Money is the enemy of shortening the season.  Currently, owners get 41 home games where they can fill the arena, sell beers, collect parking fees and the like.  Cutting out games on the schedule means cutting out home games for every team and that reduces one of the revenue streams.  I cannot imagine that a majority of NBA owners will like the idea of losing those revenues.

That would seem to be where the “mid-season tournament” would come in.  But here is the problem with any sort of evaluation of the “mid-season tournament”:

  • I have not run across any description of what it might be or when it might happen.

This concept works in English soccer; the FA Cup games are woven into the schedules of the teams playing in the various levels of English soccer.  The “tournament” has comparable status with winning a league championship – particularly in the leagues below the Premier League.  Since there are only 30 NBA teams, the NBA’s version of a “mid-season tournament” cannot be a simple bracket of all the teams.  There will have to be byes given out – – or maybe this would be a real way to generate interest:

  • Invite two international teams to participate creating a 32-team field and then go bracket-crazy.

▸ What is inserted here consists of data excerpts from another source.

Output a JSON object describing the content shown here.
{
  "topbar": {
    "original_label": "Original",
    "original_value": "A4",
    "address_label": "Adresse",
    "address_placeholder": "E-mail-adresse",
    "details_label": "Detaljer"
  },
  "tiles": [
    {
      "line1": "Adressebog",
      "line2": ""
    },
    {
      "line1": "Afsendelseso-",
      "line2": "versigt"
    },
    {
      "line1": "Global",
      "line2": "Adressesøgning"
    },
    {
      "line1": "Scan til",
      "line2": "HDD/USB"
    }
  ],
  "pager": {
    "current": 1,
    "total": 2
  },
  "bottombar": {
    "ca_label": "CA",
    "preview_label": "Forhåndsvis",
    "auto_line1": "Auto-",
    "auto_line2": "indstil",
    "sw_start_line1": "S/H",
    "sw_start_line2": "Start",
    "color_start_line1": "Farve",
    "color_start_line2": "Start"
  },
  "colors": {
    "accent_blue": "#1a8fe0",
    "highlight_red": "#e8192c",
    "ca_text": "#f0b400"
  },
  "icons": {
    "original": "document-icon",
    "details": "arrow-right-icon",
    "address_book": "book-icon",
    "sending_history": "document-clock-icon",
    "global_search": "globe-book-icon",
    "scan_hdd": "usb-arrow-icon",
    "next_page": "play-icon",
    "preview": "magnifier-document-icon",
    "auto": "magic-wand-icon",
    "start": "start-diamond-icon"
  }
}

That sort of wrinkle might generate interest in the early round games of the “mid-season tournament” but as for the rest of the idea, count me lukewarm at best until I see the details.

There is another detail to be worked out for the “mid-season tournament”:

  • When would it take place?

If the NBA schedules it during January when the NFL playoffs are ongoing, it will be lost in the wilderness.  It cannot be earlier than January for it to have any meaning so it will have to happen after the Super Bowl.  It could fit into the February sporting calendar nicely – – except that the NBA already blocks out a full week of that time with its silly All-Star Game nonsense.  By the time March rolls around, it is getting a bit late in the season and teams will be focused on playoffs and not some tournament that might or not might not mean anything to anyone.  This is not a trivial issue…

Then there is the idea of adding 4 play-in games for the playoffs.  Essentially the teams that finish 7th and 8th in each conference would not get automatic playoff slots; they would have to play a single elimination game against the teams that finish 9th and 10th in the conference to get in.  This adds 4 “games of consequence” games on the table for networks to cover; you know the networks will hype the games as important when – in reality – teams that finish between 7th and 10th in the standings will have little to no impact on the playoffs about 10 days after the play-in games.  This idea seems harmless.  Play-in games will be more interesting than regular season games between two mediocre teams but let us not get overwhelmed here.

Kudos to the NBA for pondering these sorts of things.  It will be interesting to see if any of these ideas get any traction in the light of revenue reduction for the teams as a whole.

ESPN had another piece of news yesterday.  Bob Ley announced that he is retiring at the end of June after 40 years at ESPN; he was there when they turned the lights on.  Ley was never one of the “bombastic” presences on ESPN, but he was always enjoyable and informative.  His stewardship of Outside the Lines will be a standard for his successors there – and it will not be an easily achievable standard.

Bonne chance, Bob Ley.

Finally, consider these two definitions from The Official Dictionary of Sarcasm:

Bar:  A place where lonely, desperate people go to get hammered enough to find other lonely, desperate people suddenly irresistible.

Bartender:  A psychotherapist who keeps a damp rag slung over a shoulder.